The figure above illustrates the overall PLS style (axes, colorbar, latent cloud).
save_latent_pls_figure
def save_latent_pls_figure(
z:torch.Tensor, targets:torch.Tensor, save_path:str | Path, class_names:Sequence[str] | None=None,
target_class:str | None=None, phase:str='', encoding_dims:int | None=None, max_points:int=10000,
random_state:int=42, show:bool | None=None
)->Path:
Supervised PLS biplot of z vs binary targets: display inline in a notebook, then save a PNG.
save_latent_tsne_figure
def save_latent_tsne_figure(
z:torch.Tensor, save_path:str | Path, phase:str, encoding_dims:int | None=None, max_points:int=5000,
perplexity:float=30, random_state:int=42, show:bool | None=None
)->Path:
Project z with t-SNE, display inline in a notebook, then save a PNG.
LossAttrMetric
def LossAttrMetric(
attr:str
):
Average a float attribute stored on the model (e.g. model.adv_loss).
GetLatentSpace
def GetLatentSpace(
after_create:NoneType=None, before_fit:NoneType=None, before_epoch:NoneType=None, before_train:NoneType=None,
before_batch:NoneType=None, after_pred:NoneType=None, after_loss:NoneType=None, before_backward:NoneType=None,
after_cancel_backward:NoneType=None, after_backward:NoneType=None, before_step:NoneType=None,
after_cancel_step:NoneType=None, after_step:NoneType=None, after_cancel_batch:NoneType=None,
after_batch:NoneType=None, after_cancel_train:NoneType=None, after_train:NoneType=None,
before_validate:NoneType=None, after_cancel_validate:NoneType=None, after_validate:NoneType=None,
after_cancel_epoch:NoneType=None, after_epoch:NoneType=None, after_cancel_fit:NoneType=None,
after_fit:NoneType=None
):
Collect latent vectors z during validation into learn.z_valid.
train_xaaenet
def train_xaaenet(
model:ExplainableModel, # `AAE` or `EncoderWithAAEBlocks`.

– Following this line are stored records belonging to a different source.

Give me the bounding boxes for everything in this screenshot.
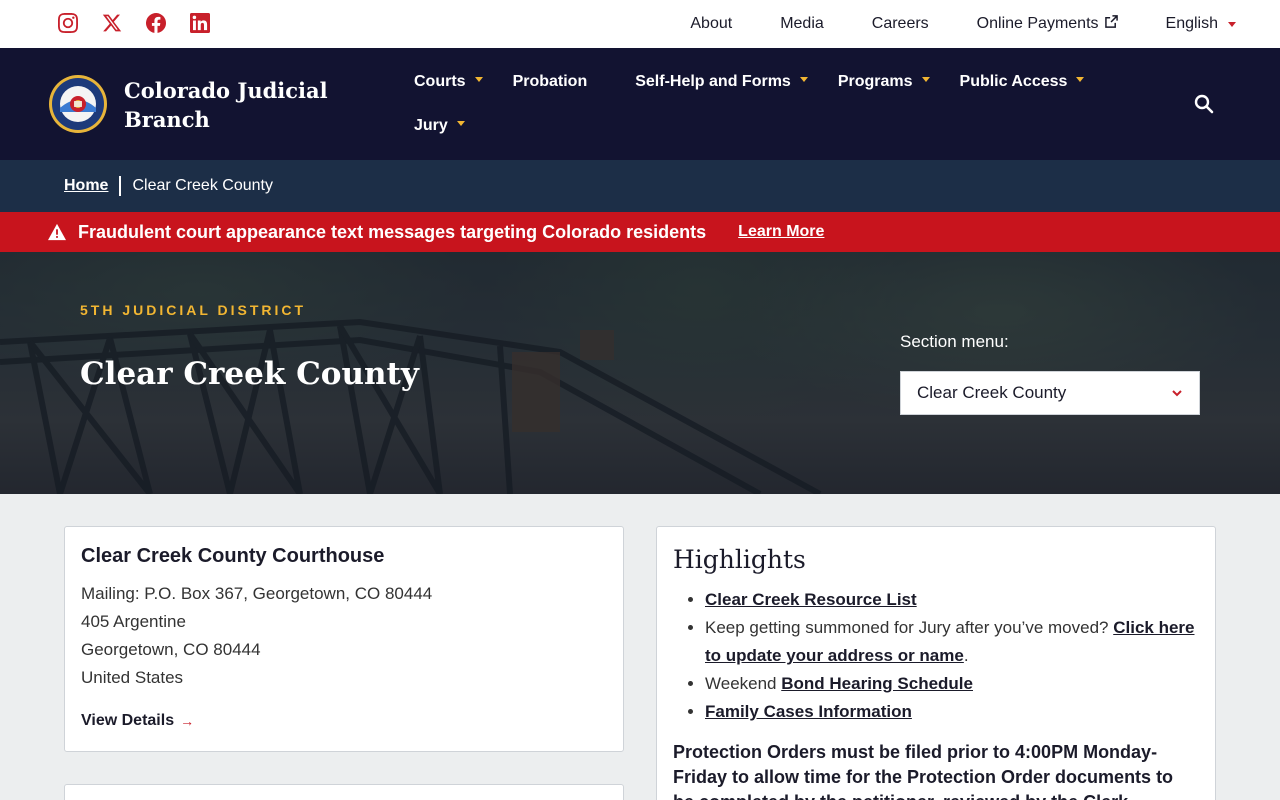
nav-about[interactable]: About	[690, 15, 732, 33]
nav-courts-label: Courts	[414, 73, 466, 90]
chevron-down-icon	[1172, 390, 1182, 397]
caret-down-icon	[1076, 76, 1085, 82]
list-item: Weekend Bond Hearing Schedule	[705, 670, 1199, 698]
bond-hearing-link[interactable]: Bond Hearing Schedule	[781, 674, 973, 693]
breadcrumb-separator	[119, 176, 122, 196]
nav-courts[interactable]: Courts	[414, 73, 483, 91]
nav-jury-label: Jury	[414, 117, 448, 134]
colorado-courts-seal-icon[interactable]	[48, 74, 108, 134]
view-details-link[interactable]: View Details →	[81, 712, 194, 730]
external-link-icon	[1104, 15, 1118, 33]
breadcrumb-current: Clear Creek County	[132, 177, 273, 194]
courthouse-card: Clear Creek County Courthouse Mailing: P…	[64, 526, 624, 752]
courthouse-city: Georgetown, CO 80444	[81, 640, 261, 659]
highlights-title: Highlights	[673, 545, 806, 574]
nav-programs[interactable]: Programs	[838, 73, 930, 91]
breadcrumb-home[interactable]: Home	[64, 177, 108, 195]
protection-orders-notice: Protection Orders must be filed prior to…	[673, 742, 1174, 800]
caret-down-icon	[1228, 21, 1236, 27]
nav-self-help-label: Self-Help and Forms	[635, 73, 791, 90]
utility-bar: About Media Careers Online Payments Engl…	[0, 0, 1280, 48]
courthouse-country: United States	[81, 668, 184, 687]
second-card	[64, 784, 624, 800]
jury-text-end: .	[963, 646, 969, 665]
warning-icon	[48, 223, 66, 241]
language-label: English	[1165, 15, 1218, 32]
highlights-card: Highlights Clear Creek Resource List Kee…	[656, 526, 1216, 800]
list-item: Clear Creek Resource List	[705, 586, 1199, 614]
alert-banner: Fraudulent court appearance text message…	[0, 212, 1280, 252]
alert-learn-more-link[interactable]: Learn More	[738, 223, 824, 241]
nav-self-help[interactable]: Self-Help and Forms	[635, 73, 808, 91]
main-nav: Courts Probation Self-Help and Forms Pro…	[414, 70, 1134, 158]
instagram-icon[interactable]	[58, 13, 80, 35]
social-links	[58, 13, 212, 35]
view-details-label: View Details	[81, 712, 175, 729]
caret-down-icon	[799, 76, 808, 82]
caret-down-icon	[456, 120, 465, 126]
x-icon[interactable]	[102, 13, 124, 35]
search-icon[interactable]	[1194, 94, 1214, 114]
nav-programs-label: Programs	[837, 73, 913, 90]
courthouse-mailing: Mailing: P.O. Box 367, Georgetown, CO 80…	[81, 584, 433, 603]
nav-probation[interactable]: Probation	[513, 73, 588, 91]
hero-banner: 5TH JUDICIAL DISTRICT Clear Creek County…	[0, 252, 1280, 494]
facebook-icon[interactable]	[146, 13, 168, 35]
nav-public-access[interactable]: Public Access	[960, 73, 1085, 91]
family-cases-link[interactable]: Family Cases Information	[705, 702, 912, 721]
highlights-list: Clear Creek Resource List Keep getting s…	[673, 586, 1199, 726]
breadcrumb: Home Clear Creek County	[0, 160, 1280, 212]
utility-nav: About Media Careers Online Payments Engl…	[690, 0, 1236, 48]
alert-text: Fraudulent court appearance text message…	[78, 221, 707, 242]
nav-online-payments[interactable]: Online Payments	[977, 15, 1118, 33]
online-payments-label: Online Payments	[976, 15, 1099, 32]
site-header: Colorado Judicial Branch Courts Probatio…	[0, 48, 1280, 160]
nav-media[interactable]: Media	[780, 15, 824, 33]
nav-public-access-label: Public Access	[959, 73, 1068, 90]
caret-down-icon	[474, 76, 483, 82]
list-item: Keep getting summoned for Jury after you…	[705, 614, 1199, 670]
nav-careers[interactable]: Careers	[872, 15, 929, 33]
section-menu-value: Clear Creek County	[917, 383, 1067, 402]
nav-jury[interactable]: Jury	[414, 117, 465, 135]
brand-name[interactable]: Colorado Judicial Branch	[124, 76, 344, 134]
courthouse-title: Clear Creek County Courthouse	[81, 545, 385, 567]
resource-list-link[interactable]: Clear Creek Resource List	[705, 590, 917, 609]
section-menu-label: Section menu:	[900, 332, 1009, 351]
nav-probation-label: Probation	[512, 73, 588, 90]
section-menu-select[interactable]: Clear Creek County	[900, 371, 1200, 415]
district-label: 5TH JUDICIAL DISTRICT	[80, 302, 307, 318]
language-selector[interactable]: English	[1166, 15, 1236, 33]
caret-down-icon	[921, 76, 930, 82]
courthouse-street: 405 Argentine	[81, 612, 186, 631]
jury-text: Keep getting summoned for Jury after you…	[705, 618, 1114, 637]
list-item: Family Cases Information	[705, 698, 1199, 726]
linkedin-icon[interactable]	[190, 13, 212, 35]
page-title: Clear Creek County	[80, 356, 419, 392]
arrow-right-icon: →	[180, 713, 195, 729]
weekend-text: Weekend	[705, 674, 782, 693]
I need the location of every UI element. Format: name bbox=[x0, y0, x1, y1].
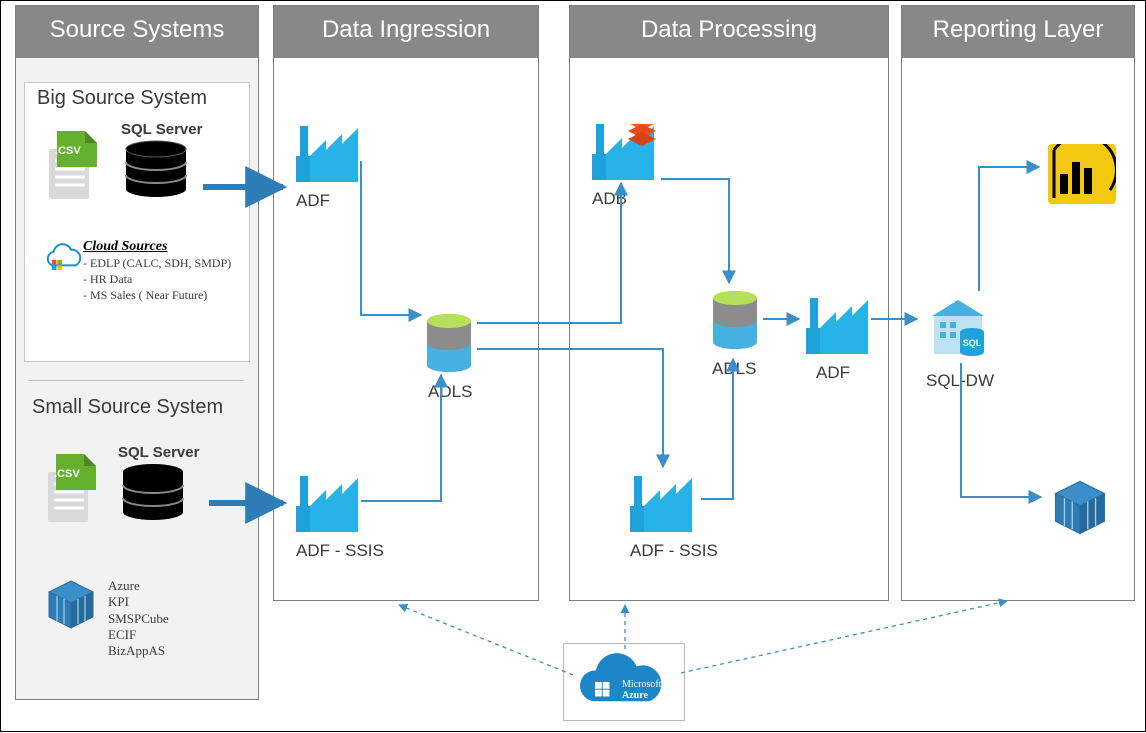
adb-label: ADB bbox=[592, 189, 656, 209]
csv-badge-text-small: .CSV bbox=[54, 468, 80, 480]
big-source-title: Big Source System bbox=[37, 87, 207, 110]
cube-item: SMSPCube bbox=[108, 611, 169, 627]
sqlserver-icon: SQL Server bbox=[121, 121, 221, 203]
adf-process-label: ADF bbox=[816, 363, 870, 383]
adf-label: ADF bbox=[296, 191, 360, 211]
source-divider bbox=[28, 380, 244, 381]
cube-item: BizAppAS bbox=[108, 643, 169, 659]
cloud-source-item: - EDLP (CALC, SDH, SMDP) bbox=[83, 255, 241, 271]
cloud-sources-title: Cloud Sources bbox=[83, 239, 241, 255]
panel-process: Data Processing ADB bbox=[569, 5, 889, 601]
adf-ssis-label: ADF - SSIS bbox=[296, 541, 384, 561]
panel-source: Source Systems Big Source System .CSV bbox=[15, 5, 259, 700]
panel-ingress-title: Data Ingression bbox=[274, 6, 538, 58]
big-source-box: Big Source System .CSV SQL Server bbox=[24, 82, 250, 362]
svg-text:SQL: SQL bbox=[963, 338, 982, 348]
csv-file-icon-small: .CSV bbox=[40, 454, 100, 526]
powerbi-icon bbox=[1048, 144, 1116, 209]
adf-factory-icon: ADF bbox=[296, 126, 360, 211]
adf-ssis-process-label173: ADF - SSIS bbox=[630, 541, 718, 561]
cloud-source-item: - MS Sales ( Near Future) bbox=[83, 287, 241, 303]
adf-process-icon: ADF bbox=[806, 298, 870, 383]
sqldw-label: SQL-DW bbox=[926, 371, 994, 391]
panel-report-title: Reporting Layer bbox=[902, 6, 1134, 58]
azure-cloud-footer: Microsoft Azure bbox=[563, 643, 685, 721]
report-cube-icon bbox=[1050, 478, 1110, 543]
azure-brand-2: Azure bbox=[622, 691, 661, 702]
cloud-icon bbox=[39, 243, 83, 273]
panel-source-title: Source Systems bbox=[16, 6, 258, 58]
panel-report: Reporting Layer bbox=[901, 5, 1135, 601]
sqlserver-label-small: SQL Server bbox=[118, 444, 218, 461]
adls-label: ADLS bbox=[428, 382, 474, 402]
cloud-source-item: - HR Data bbox=[83, 271, 241, 287]
sqlserver-icon-small: SQL Server bbox=[118, 444, 218, 526]
cube-item: ECIF bbox=[108, 627, 169, 643]
adf-ssis-process-icon: ADF - SSIS bbox=[630, 476, 718, 561]
adls-process-label: ADLS bbox=[712, 359, 760, 379]
sqlserver-label: SQL Server bbox=[121, 121, 221, 138]
azure-cube-icon bbox=[44, 578, 98, 637]
csv-file-icon: .CSV bbox=[41, 131, 101, 203]
panel-process-title: Data Processing bbox=[570, 6, 888, 58]
adls-icon: ADLS bbox=[424, 313, 474, 402]
csv-badge-text: .CSV bbox=[55, 145, 81, 157]
azure-brand-1: Microsoft bbox=[622, 680, 661, 691]
adls-process-icon: ADLS bbox=[710, 290, 760, 379]
adf-ssis-factory-icon: ADF - SSIS bbox=[296, 476, 384, 561]
panel-ingress: Data Ingression ADF ADLS bbox=[273, 5, 539, 601]
small-source-title: Small Source System bbox=[32, 396, 223, 419]
sqldw-icon: SQL SQL-DW bbox=[926, 298, 994, 391]
cube-item: Azure bbox=[108, 578, 169, 594]
adb-icon: ADB bbox=[592, 124, 656, 209]
cube-item: KPI bbox=[108, 594, 169, 610]
cloud-sources-block: Cloud Sources - EDLP (CALC, SDH, SMDP) -… bbox=[41, 239, 241, 304]
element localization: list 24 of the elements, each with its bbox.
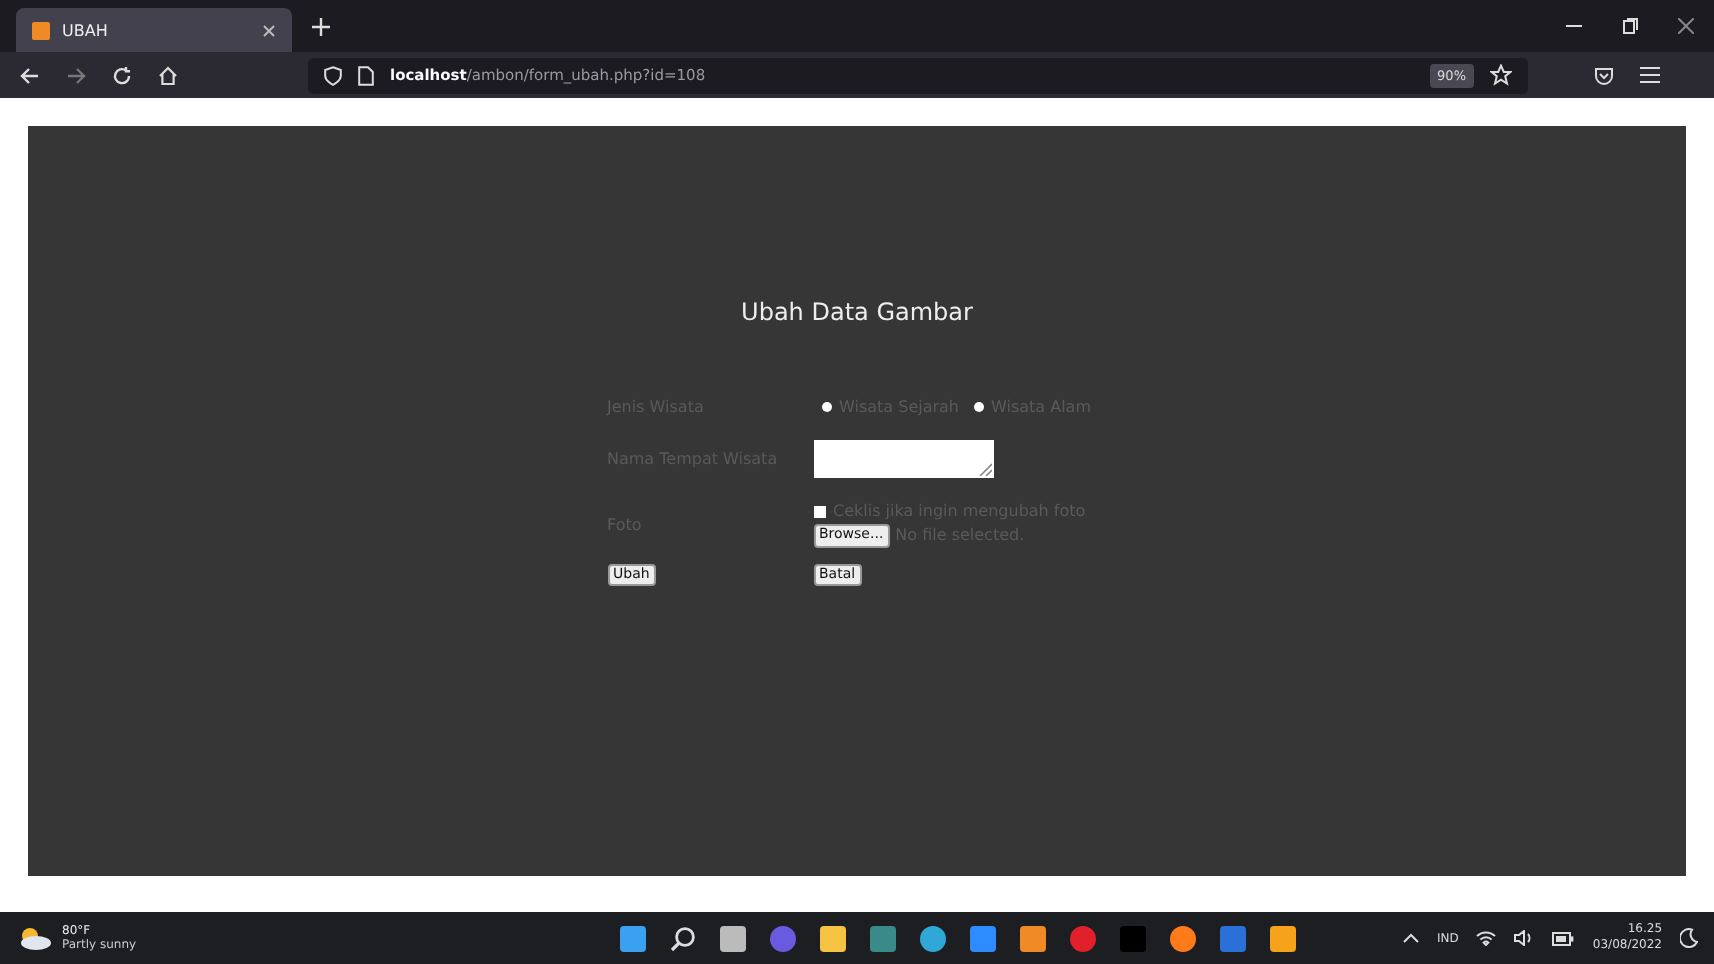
close-tab-icon[interactable] — [262, 23, 276, 37]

dls:DataLoaders, # fastai `DataLoaders` with `(ImageBlock, CategoryBlock)`.
epochs_adv:int=35, epochs_ae:int=50, epochs_classif:int=30, ae_recons_weight:float=0.4, ae_adv_weight:float=0.6,
classif_recons_weight:float=0.599, classif_class_weight:float=0.001, classif_adv_weight:float=0.4,
lr_max:float=0.0001, lr_max_factor:float=3.0, mask_ratio:float=0.2, patch_size:int=16, noise_std:float=0.05,
adv_low_threshold:float=0.65, adv_high_threshold:float=0.8, grad_accum:int=4, patience:int=10,
models_dir:str | Path='models', adv_fname:str='xaaenet_adv', ae_fname:str='xaaenet_ae',
classif_fname:str='xaaenet_classif',
save_tsne:bool=True, # If True, save t-SNE figures after the adversarial and autoencoder phases.
tsne_max_points:int=5000, tsne_perplexity:float=30,
save_pls:bool=True, # If True, after the classifier phase extract validation ``z``, show a supervised PLS biplot, save PNG.
pls_target_class:str | None=None, # Name of the binary target level in `dls.vocab` for the PLS axis (default: second class).
pls_max_points:int=10000, # Cap on validation points for the PLS figure (default: 10_000).
extract_latent:bool=True, # If True, save stacked train+valid latent vectors to `latent_path` (or a default under `models_dir`).
latent_path:str | Path | None=None,
show_latent_figures:bool | None=None, # If not False, display t-SNE / PLS figures inline when running inside a notebook (before saving PNG).
)->Learner:
Train an explainable xAAEnet model: adversarial, then autoencoder, then classifier.